Score : $300$ points

Problem Statement

The republic of AtCoder has $N$ cities numbered $1$ through $N$ and $M$ roads numbered $1$ through $M$.

Road $i$ leads from City $A_i$ to City $B_i$, but you cannot use it to get from City $B_i$ to City $A_i$.

Puma is planning her journey where she starts at some city, travels along zero or more roads, and finishes at some city.

How many pairs of cities can be the origin and destination of Puma's journey?
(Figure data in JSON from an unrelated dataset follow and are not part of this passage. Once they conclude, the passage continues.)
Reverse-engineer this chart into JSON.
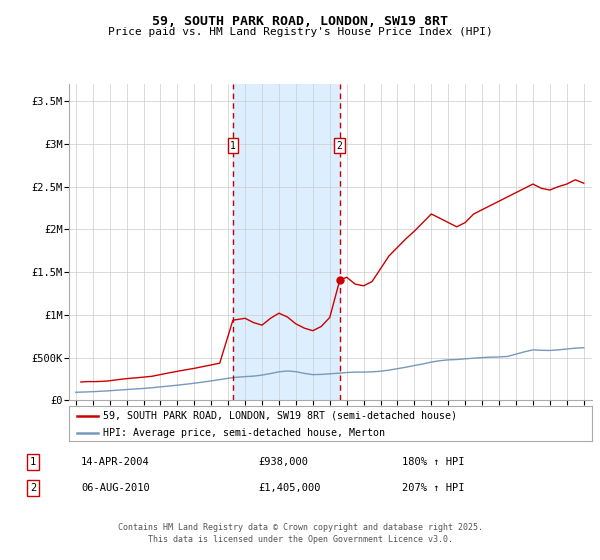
{
  "title": "59, SOUTH PARK ROAD, LONDON, SW19 8RT",
  "subtitle": "Price paid vs. HM Land Registry's House Price Index (HPI)",
  "legend_label_red": "59, SOUTH PARK ROAD, LONDON, SW19 8RT (semi-detached house)",
  "legend_label_blue": "HPI: Average price, semi-detached house, Merton",
  "footer": "Contains HM Land Registry data © Crown copyright and database right 2025.\nThis data is licensed under the Open Government Licence v3.0.",
  "red_color": "#cc0000",
  "blue_color": "#7799bb",
  "shade_color": "#ddeeff",
  "vline_color": "#cc0000",
  "marker1_date_label": "14-APR-2004",
  "marker1_price": "£938,000",
  "marker1_hpi": "180% ↑ HPI",
  "marker2_date_label": "06-AUG-2010",
  "marker2_price": "£1,405,000",
  "marker2_hpi": "207% ↑ HPI",
  "ylim_max": 3700000,
  "xlim_start": 1994.6,
  "xlim_end": 2025.5,
  "red_x": [
    1995.3,
    1995.7,
    1996.2,
    1996.8,
    1997.2,
    1997.7,
    1998.2,
    1998.6,
    1999.0,
    1999.5,
    2000.0,
    2000.5,
    2001.0,
    2001.5,
    2002.0,
    2002.5,
    2003.0,
    2003.5,
    2004.28,
    2005.0,
    2005.5,
    2006.0,
    2006.5,
    2007.0,
    2007.5,
    2008.0,
    2008.5,
    2009.0,
    2009.5,
    2010.0,
    2010.59,
    2011.0,
    2011.5,
    2012.0,
    2012.5,
    2013.0,
    2013.5,
    2014.0,
    2014.5,
    2015.0,
    2015.5,
    2016.0,
    2016.5,
    2017.0,
    2017.5,
    2018.0,
    2018.5,
    2019.0,
    2019.5,
    2020.0,
    2020.5,
    2021.0,
    2021.5,
    2022.0,
    2022.5,
    2023.0,
    2023.5,
    2024.0,
    2024.5,
    2025.0
  ],
  "red_y": [
    215000,
    220000,
    220000,
    225000,
    235000,
    248000,
    258000,
    265000,
    272000,
    282000,
    302000,
    322000,
    340000,
    358000,
    375000,
    395000,
    415000,
    435000,
    938000,
    960000,
    910000,
    880000,
    960000,
    1020000,
    975000,
    895000,
    845000,
    815000,
    865000,
    970000,
    1405000,
    1440000,
    1360000,
    1340000,
    1390000,
    1540000,
    1690000,
    1790000,
    1890000,
    1980000,
    2080000,
    2180000,
    2130000,
    2080000,
    2030000,
    2080000,
    2180000,
    2230000,
    2280000,
    2330000,
    2380000,
    2430000,
    2480000,
    2530000,
    2480000,
    2460000,
    2500000,
    2530000,
    2580000,
    2540000
  ],
  "blue_x": [
    1995.0,
    1995.5,
    1996.0,
    1996.5,
    1997.0,
    1997.5,
    1998.0,
    1998.5,
    1999.0,
    1999.5,
    2000.0,
    2000.5,
    2001.0,
    2001.5,
    2002.0,
    2002.5,
    2003.0,
    2003.5,
    2004.0,
    2004.5,
    2005.0,
    2005.5,
    2006.0,
    2006.5,
    2007.0,
    2007.5,
    2008.0,
    2008.5,
    2009.0,
    2009.5,
    2010.0,
    2010.5,
    2011.0,
    2011.5,
    2012.0,
    2012.5,
    2013.0,
    2013.5,
    2014.0,
    2014.5,
    2015.0,
    2015.5,
    2016.0,
    2016.5,
    2017.0,
    2017.5,
    2018.0,
    2018.5,
    2019.0,
    2019.5,
    2020.0,
    2020.5,
    2021.0,
    2021.5,
    2022.0,
    2022.5,
    2023.0,
    2023.5,
    2024.0,
    2024.5,
    2025.0
  ],
  "blue_y": [
    95000,
    98000,
    102000,
    107000,
    113000,
    120000,
    127000,
    133000,
    140000,
    148000,
    158000,
    168000,
    178000,
    189000,
    201000,
    214000,
    228000,
    243000,
    259000,
    271000,
    278000,
    284000,
    296000,
    314000,
    334000,
    344000,
    336000,
    316000,
    301000,
    304000,
    311000,
    318000,
    326000,
    331000,
    331000,
    334000,
    341000,
    354000,
    371000,
    388000,
    408000,
    426000,
    448000,
    464000,
    474000,
    478000,
    486000,
    494000,
    501000,
    506000,
    508000,
    514000,
    541000,
    568000,
    591000,
    586000,
    584000,
    591000,
    601000,
    611000,
    616000
  ],
  "vline1_x": 2004.28,
  "vline2_x": 2010.59,
  "yticks": [
    0,
    500000,
    1000000,
    1500000,
    2000000,
    2500000,
    3000000,
    3500000
  ],
  "ytick_labels": [
    "£0",
    "£500K",
    "£1M",
    "£1.5M",
    "£2M",
    "£2.5M",
    "£3M",
    "£3.5M"
  ],
  "xticks": [
    1995,
    1996,
    1997,
    1998,
    1999,
    2000,
    2001,
    2002,
    2003,
    2004,
    2005,
    2006,
    2007,
    2008,
    2009,
    2010,
    2011,
    2012,
    2013,
    2014,
    2015,
    2016,
    2017,
    2018,
    2019,
    2020,
    2021,
    2022,
    2023,
    2024,
    2025
  ]
}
We distinguish pairs with the same set of cities in different orders.

Constraints

• $2 \leq N \leq 2000$
• $0 \leq M \leq \min(2000,N(N-1))$
• $1 \leq A_i,B_i \leq N$
• $A_i \neq B_i$
• $(A_i,B_i)$ are distinct.
• All values in input are integers.

Input

Input is given from Standard Input in the following format:

$N$ $M$

$A_1$ $B_1$

$\vdots$

$A_M$ $B_M$

Output

Print the answer.

3 3
1 2
2 3
3 2

7

We have seven pairs of cities that can be the origin and destination: $(1,1),(1,2),(1,3),(2,2),(2,3),(3,2),(3,3)$.

3 0

3

We have three pairs of cities that can be the origin and destination: $(1,1),(2,2),(3,3)$.

4 4
1 2
2 3
3 4
4 1

16

Every pair of cities can be the origin and destination.